Little Deaths

“It won’t be long now before we have enough to charge her.”

“You’ll be the first to know when we do, Wonicke.”

“We’re bringing her in again tomorrow. She’s gonna crack sometime. They always do.”

More than once, someone mentioned Devlin’s obsession with the case. With Ruth. Pete learned that Devlin had photos of her pinned on the wall over his desk: dozens of them.

“He’s like my kid sister with her pictures of the Beatles.” This was a skinny Irish cop called O’Shea. “Maybe he just wants to screw her.”

They all laughed, and then one of the others, an older guy, shook his head. “Naw. She ain’t his type. He wants her put away for this. I heard he got called in to see the chief about the overtime bill. And that he said he’d work late for no pay.”

He looked at the others, shrugged. “That’s what I heard, anyway. You seen him: he’s like a dog worrying at a bone. He ain’t gonna give up until she’s behind bars.”


Every place she went, Ruth was at the center of the room. At first he thought it was because of who she was, because of what had happened to her. Then he realized it was because of who she’d always been. It was how she looked. How she carried herself. In those bars, next to the suburban moms and the tired divorcees heading for forty, she glowed. There was something about her that made it impossible to look away.

When she danced, she moved and stretched and rippled in a way that showed off her body, keeping her eyes on the men in the crowd, making sure their eyes stayed on her.

Friedmann kept telling him: add just enough color to make the story memorable. Ruth had enough color for neon and stained glass and Christmas. Pete didn’t need to make her up, all he had to do was follow her and take a picture with his pen and pad and his memory, and there she was: Kodak-bright on the page.

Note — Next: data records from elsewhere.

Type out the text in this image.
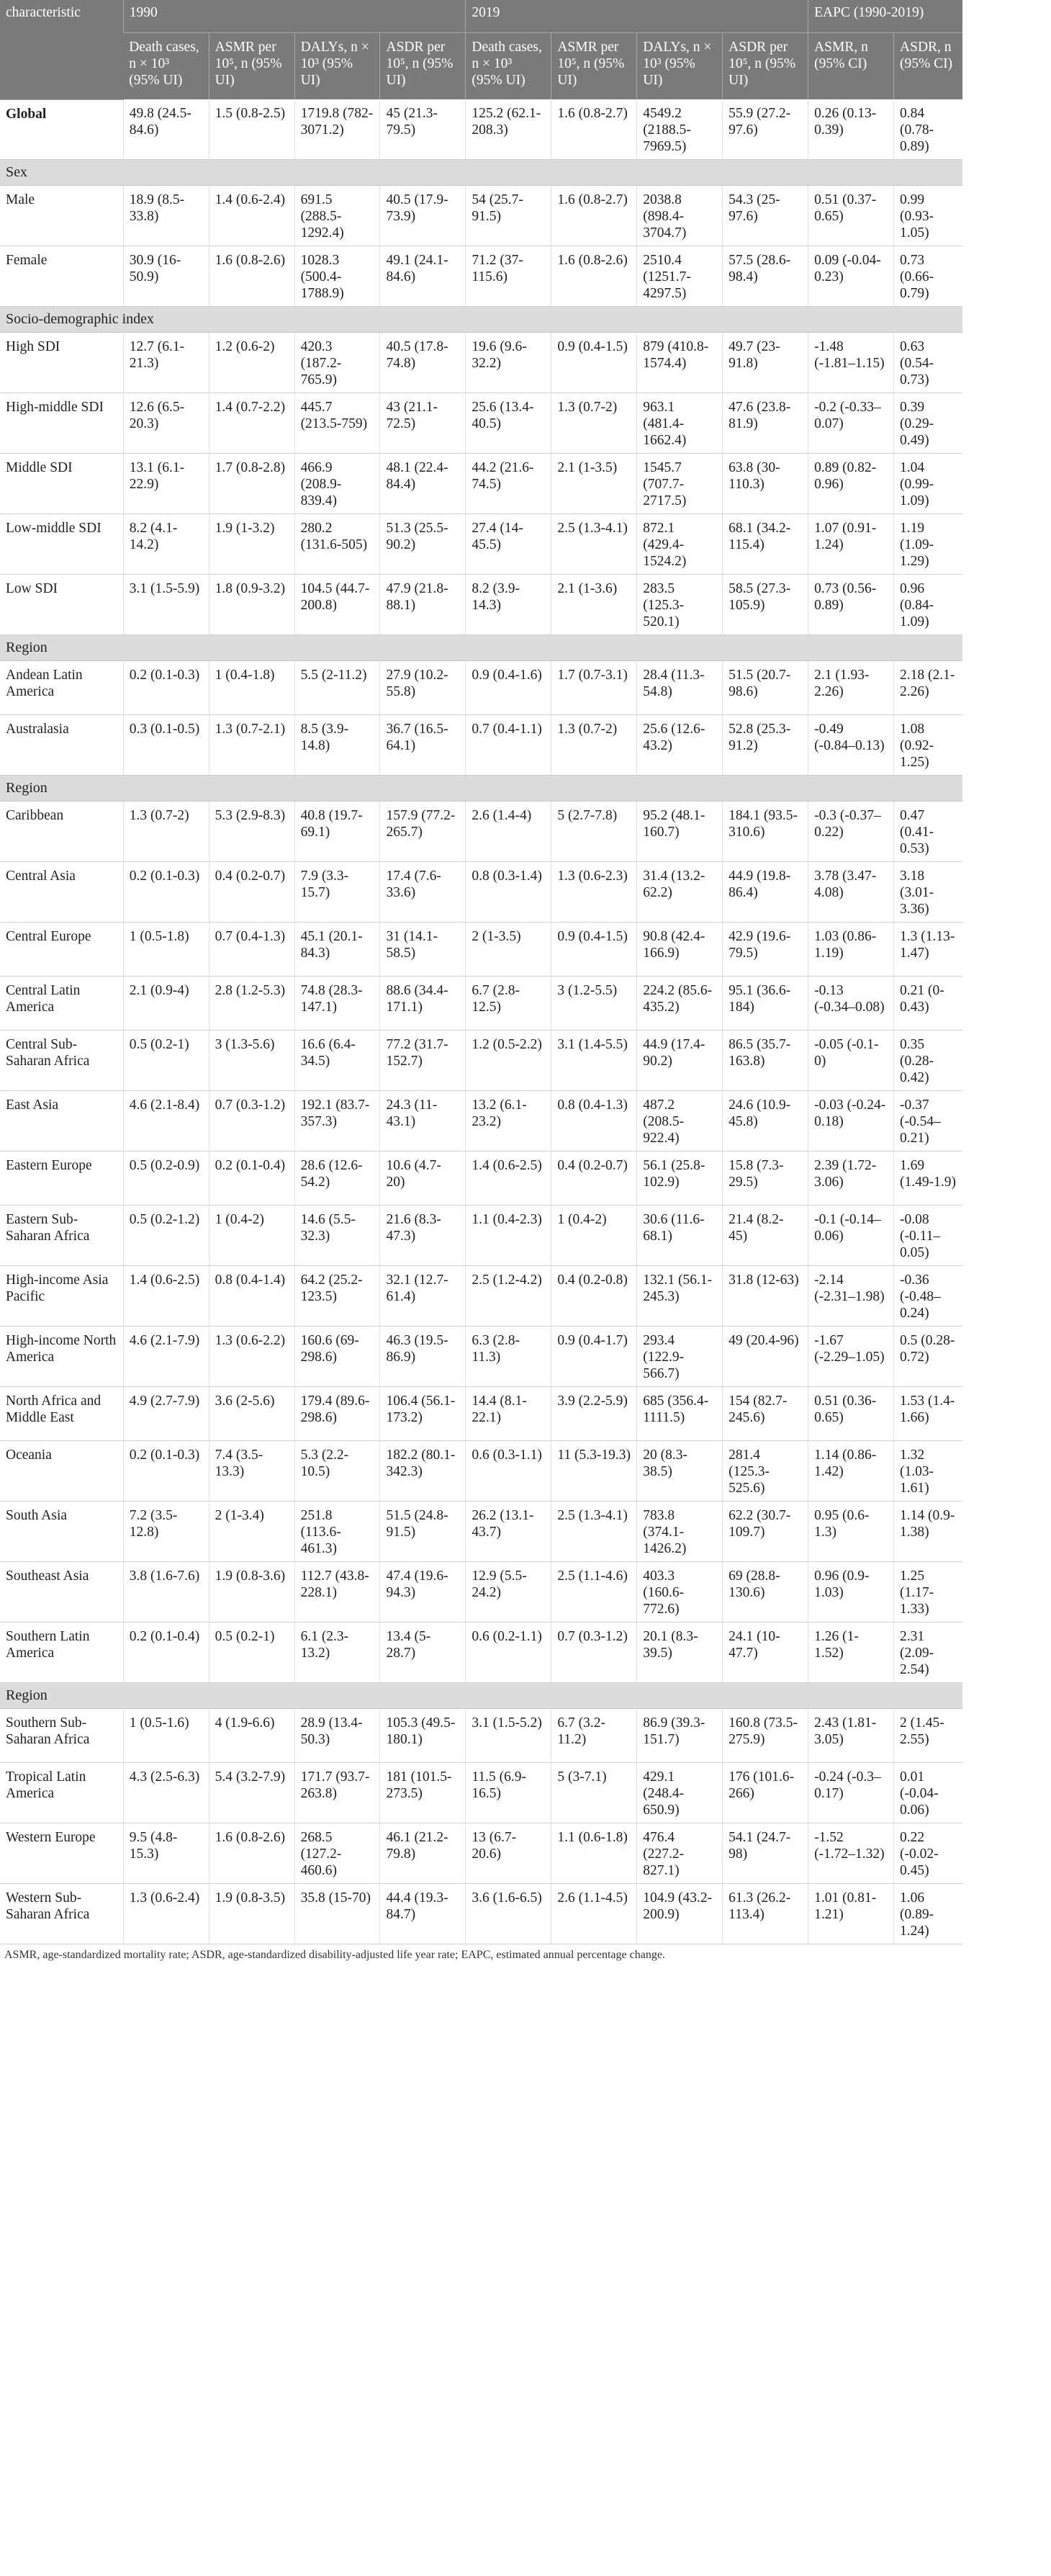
characteristic	1990				2019				EAPC (1990-2019)	
	Death cases, n × 10³ (95% UI)	ASMR per 10⁵, n (95% UI)	DALYs, n × 10³ (95% UI)	ASDR per 10⁵, n (95% UI)	Death cases, n × 10³ (95% UI)	ASMR per 10⁵, n (95% UI)	DALYs, n × 10³ (95% UI)	ASDR per 10⁵, n (95% UI)	ASMR, n (95% CI)	ASDR, n (95% CI)
Global	49.8 (24.5-84.6)	1.5 (0.8-2.5)	1719.8 (782-3071.2)	45 (21.3-79.5)	125.2 (62.1-208.3)	1.6 (0.8-2.7)	4549.2 (2188.5-7969.5)	55.9 (27.2-97.6)	0.26 (0.13-0.39)	0.84 (0.78-0.89)
Sex										
Male	18.9 (8.5-33.8)	1.4 (0.6-2.4)	691.5 (288.5-1292.4)	40.5 (17.9-73.9)	54 (25.7-91.5)	1.6 (0.8-2.7)	2038.8 (898.4-3704.7)	54.3 (25-97.6)	0.51 (0.37-0.65)	0.99 (0.93-1.05)
Female	30.9 (16-50.9)	1.6 (0.8-2.6)	1028.3 (500.4-1788.9)	49.1 (24.1-84.6)	71.2 (37-115.6)	1.6 (0.8-2.6)	2510.4 (1251.7-4297.5)	57.5 (28.6-98.4)	0.09 (-0.04-0.23)	0.73 (0.66-0.79)
Socio-demographic index										
High SDI	12.7 (6.1-21.3)	1.2 (0.6-2)	420.3 (187.2-765.9)	40.5 (17.8-74.8)	19.6 (9.6-32.2)	0.9 (0.4-1.5)	879 (410.8-1574.4)	49.7 (23-91.8)	-1.48 (-1.81–1.15)	0.63 (0.54-0.73)
High-middle SDI	12.6 (6.5-20.3)	1.4 (0.7-2.2)	445.7 (213.5-759)	43 (21.1-72.5)	25.6 (13.4-40.5)	1.3 (0.7-2)	963.1 (481.4-1662.4)	47.6 (23.8-81.9)	-0.2 (-0.33–0.07)	0.39 (0.29-0.49)
Middle SDI	13.1 (6.1-22.9)	1.7 (0.8-2.8)	466.9 (208.9-839.4)	48.1 (22.4-84.4)	44.2 (21.6-74.5)	2.1 (1-3.5)	1545.7 (707.7-2717.5)	63.8 (30-110.3)	0.89 (0.82-0.96)	1.04 (0.99-1.09)
Low-middle SDI	8.2 (4.1-14.2)	1.9 (1-3.2)	280.2 (131.6-505)	51.3 (25.5-90.2)	27.4 (14-45.5)	2.5 (1.3-4.1)	872.1 (429.4-1524.2)	68.1 (34.2-115.4)	1.07 (0.91-1.24)	1.19 (1.09-1.29)
Low SDI	3.1 (1.5-5.9)	1.8 (0.9-3.2)	104.5 (44.7-200.8)	47.9 (21.8-88.1)	8.2 (3.9-14.3)	2.1 (1-3.6)	283.5 (125.3-520.1)	58.5 (27.3-105.9)	0.73 (0.56-0.89)	0.96 (0.84-1.09)
Region										
Andean Latin America	0.2 (0.1-0.3)	1 (0.4-1.8)	5.5 (2-11.2)	27.9 (10.2-55.8)	0.9 (0.4-1.6)	1.7 (0.7-3.1)	28.4 (11.3-54.8)	51.5 (20.7-98.6)	2.1 (1.93-2.26)	2.18 (2.1-2.26)
Australasia	0.3 (0.1-0.5)	1.3 (0.7-2.1)	8.5 (3.9-14.8)	36.7 (16.5-64.1)	0.7 (0.4-1.1)	1.3 (0.7-2)	25.6 (12.6-43.2)	52.8 (25.3-91.2)	-0.49 (-0.84–0.13)	1.08 (0.92-1.25)
Region										
Caribbean	1.3 (0.7-2)	5.3 (2.9-8.3)	40.8 (19.7-69.1)	157.9 (77.2-265.7)	2.6 (1.4-4)	5 (2.7-7.8)	95.2 (48.1-160.7)	184.1 (93.5-310.6)	-0.3 (-0.37–0.22)	0.47 (0.41-0.53)
Central Asia	0.2 (0.1-0.3)	0.4 (0.2-0.7)	7.9 (3.3-15.7)	17.4 (7.6-33.6)	0.8 (0.3-1.4)	1.3 (0.6-2.3)	31.4 (13.2-62.2)	44.9 (19.8-86.4)	3.78 (3.47-4.08)	3.18 (3.01-3.36)
Central Europe	1 (0.5-1.8)	0.7 (0.4-1.3)	45.1 (20.1-84.3)	31 (14.1-58.5)	2 (1-3.5)	0.9 (0.4-1.5)	90.8 (42.4-166.9)	42.9 (19.6-79.5)	1.03 (0.86-1.19)	1.3 (1.13-1.47)
Central Latin America	2.1 (0.9-4)	2.8 (1.2-5.3)	74.8 (28.3-147.1)	88.6 (34.4-171.1)	6.7 (2.8-12.5)	3 (1.2-5.5)	224.2 (85.6-435.2)	95.1 (36.6-184)	-0.13 (-0.34–0.08)	0.21 (0-0.43)
Central Sub-Saharan Africa	0.5 (0.2-1)	3 (1.3-5.6)	16.6 (6.4-34.5)	77.2 (31.7-152.7)	1.2 (0.5-2.2)	3.1 (1.4-5.5)	44.9 (17.4-90.2)	86.5 (35.7-163.8)	-0.05 (-0.1-0)	0.35 (0.28-0.42)
East Asia	4.6 (2.1-8.4)	0.7 (0.3-1.2)	192.1 (83.7-357.3)	24.3 (11-43.1)	13.2 (6.1-23.2)	0.8 (0.4-1.3)	487.2 (208.5-922.4)	24.6 (10.9-45.8)	-0.03 (-0.24-0.18)	-0.37 (-0.54–0.21)
Eastern Europe	0.5 (0.2-0.9)	0.2 (0.1-0.4)	28.6 (12.6-54.2)	10.6 (4.7-20)	1.4 (0.6-2.5)	0.4 (0.2-0.7)	56.1 (25.8-102.9)	15.8 (7.3-29.5)	2.39 (1.72-3.06)	1.69 (1.49-1.9)
Eastern Sub-Saharan Africa	0.5 (0.2-1.2)	1 (0.4-2)	14.6 (5.5-32.3)	21.6 (8.3-47.3)	1.1 (0.4-2.3)	1 (0.4-2)	30.6 (11.6-68.1)	21.4 (8.2-45)	-0.1 (-0.14–0.06)	-0.08 (-0.11–0.05)
High-income Asia Pacific	1.4 (0.6-2.5)	0.8 (0.4-1.4)	64.2 (25.2-123.5)	32.1 (12.7-61.4)	2.5 (1.2-4.2)	0.4 (0.2-0.8)	132.1 (56.1-245.3)	31.8 (12-63)	-2.14 (-2.31–1.98)	-0.36 (-0.48–0.24)
High-income North America	4.6 (2.1-7.9)	1.3 (0.6-2.2)	160.6 (69-298.6)	46.3 (19.5-86.9)	6.3 (2.8-11.3)	0.9 (0.4-1.7)	293.4 (122.9-566.7)	49 (20.4-96)	-1.67 (-2.29–1.05)	0.5 (0.28-0.72)
North Africa and Middle East	4.9 (2.7-7.9)	3.6 (2-5.6)	179.4 (89.6-298.6)	106.4 (56.1-173.2)	14.4 (8.1-22.1)	3.9 (2.2-5.9)	685 (356.4-1111.5)	154 (82.7-245.6)	0.51 (0.36-0.65)	1.53 (1.4-1.66)
Oceania	0.2 (0.1-0.3)	7.4 (3.5-13.3)	5.3 (2.2-10.5)	182.2 (80.1-342.3)	0.6 (0.3-1.1)	11 (5.3-19.3)	20 (8.3-38.5)	281.4 (125.3-525.6)	1.14 (0.86-1.42)	1.32 (1.03-1.61)
South Asia	7.2 (3.5-12.8)	2 (1-3.4)	251.8 (113.6-461.3)	51.5 (24.8-91.5)	26.2 (13.1-43.7)	2.5 (1.3-4.1)	783.8 (374.1-1426.2)	62.2 (30.7-109.7)	0.95 (0.6-1.3)	1.14 (0.9-1.38)
Southeast Asia	3.8 (1.6-7.6)	1.9 (0.8-3.6)	112.7 (43.8-228.1)	47.4 (19.6-94.3)	12.9 (5.5-24.2)	2.5 (1.1-4.6)	403.3 (160.6-772.6)	69 (28.8-130.6)	0.96 (0.9-1.03)	1.25 (1.17-1.33)
Southern Latin America	0.2 (0.1-0.4)	0.5 (0.2-1)	6.1 (2.3-13.2)	13.4 (5-28.7)	0.6 (0.2-1.1)	0.7 (0.3-1.2)	20.1 (8.3-39.5)	24.1 (10-47.7)	1.26 (1-1.52)	2.31 (2.09-2.54)
Region										
Southern Sub-Saharan Africa	1 (0.5-1.6)	4 (1.9-6.6)	28.9 (13.4-50.3)	105.3 (49.5-180.1)	3.1 (1.5-5.2)	6.7 (3.2-11.2)	86.9 (39.3-151.7)	160.8 (73.5-275.9)	2.43 (1.81-3.05)	2 (1.45-2.55)
Tropical Latin America	4.3 (2.5-6.3)	5.4 (3.2-7.9)	171.7 (93.7-263.8)	181 (101.5-273.5)	11.5 (6.9-16.5)	5 (3-7.1)	429.1 (248.4-650.9)	176 (101.6-266)	-0.24 (-0.3–0.17)	0.01 (-0.04-0.06)
Western Europe	9.5 (4.8-15.3)	1.6 (0.8-2.6)	268.5 (127.2-460.6)	46.1 (21.2-79.8)	13 (6.7-20.6)	1.1 (0.6-1.8)	476.4 (227.2-827.1)	54.1 (24.7-98)	-1.52 (-1.72–1.32)	0.22 (-0.02-0.45)
Western Sub-Saharan Africa	1.3 (0.6-2.4)	1.9 (0.8-3.5)	35.8 (15-70)	44.4 (19.3-84.7)	3.6 (1.6-6.5)	2.6 (1.1-4.5)	104.9 (43.2-200.9)	61.3 (26.2-113.4)	1.01 (0.81-1.21)	1.06 (0.89-1.24)
ASMR, age-standardized mortality rate; ASDR, age-standardized disability-adjusted life year rate; EAPC, estimated annual percentage change.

When she had danced enough to sweat out the alcohol, and the flashing lights were showing her strained face and dead eyes, she pushed her way to the bar or waved to a passing waitress and ordered another round of drinks, and another. It was as if she couldn’t bear to be sober, even for a moment.

And as it grew late, she chose one guy and fixed all her attention on him so that she didn’t have to go home alone.

Same thing the next night. She was never alone.

The hostess at Callaghan’s told Pete she’d known Ruth for years, since it was still the Four Seasons, since Kennedy was alive. She was short, heavy, with platinum curls and disappointed lines running from each corner of her mouth. Her eyes flickered from the door to the bar to the register.

“Oh sure, I liked her. She was a good worker. And she had something about her. She could sit down with anyone, a bunch of suits, anyone. And within five minutes, she’d have them laughing, ordering cocktails. She was bright. A real live wire.”

She shook her head. “When I first heard about this, I didn’t believe she had anything to do with it. I mean, I could never really see her as a mother, the way she was, the way she looked.”

She shrugged. “Still.”

She stubbed out her cigarette and lit another. And then, “But afterward. Well, she was back here four days after they buried the boy. So drunk she couldn’t stand straight and flirting with every guy in sight. And no tears. Nothing.”

She blew out a long plume of smoke, her lips a sticky pink O. “I changed my mind about her after that. The next day I called her, two, three times, to ask when she was coming back to work. I figured—she can go out and enjoy herself, she can come into work. Right? She never called back.”

She shrugged. “So the boss told me to send her a check for two weeks’ pay, tell her she was being laid off. And now look at her.”

She nodded toward Ruth, moving slowly on the dance floor, arms raised, eyes closed. “I mean, what kind of mother behaves like that?”


Ruth’s car was in the shop for a week, which made trailing her harder. He got into the habit of parking on the corner around seven each morning, before his shift began, waiting for her to come out. If she turned onto Main Street, she was grocery shopping. If she kept going toward the expressway, it meant she was catching a bus.

One morning she came out dressed in a neat blue suit, low heels. Not shopping, then.

It was August 20. Five weeks since the kids were reported missing.

The bus came and she took a seat in the middle, by the window. Pete sat two rows back, on the other side of the aisle.

She didn’t seem to notice him. Didn’t seem to notice anyone. She just held her handbag on her lap, a cigarette between her listless fingers, her head turned toward the smeared glass.

Pete could smell stale sweat, hair lacquer, the damp pantyhose of the woman next to him who had slipped off her shoes.

The bus ground to a sighing halt and the door opened.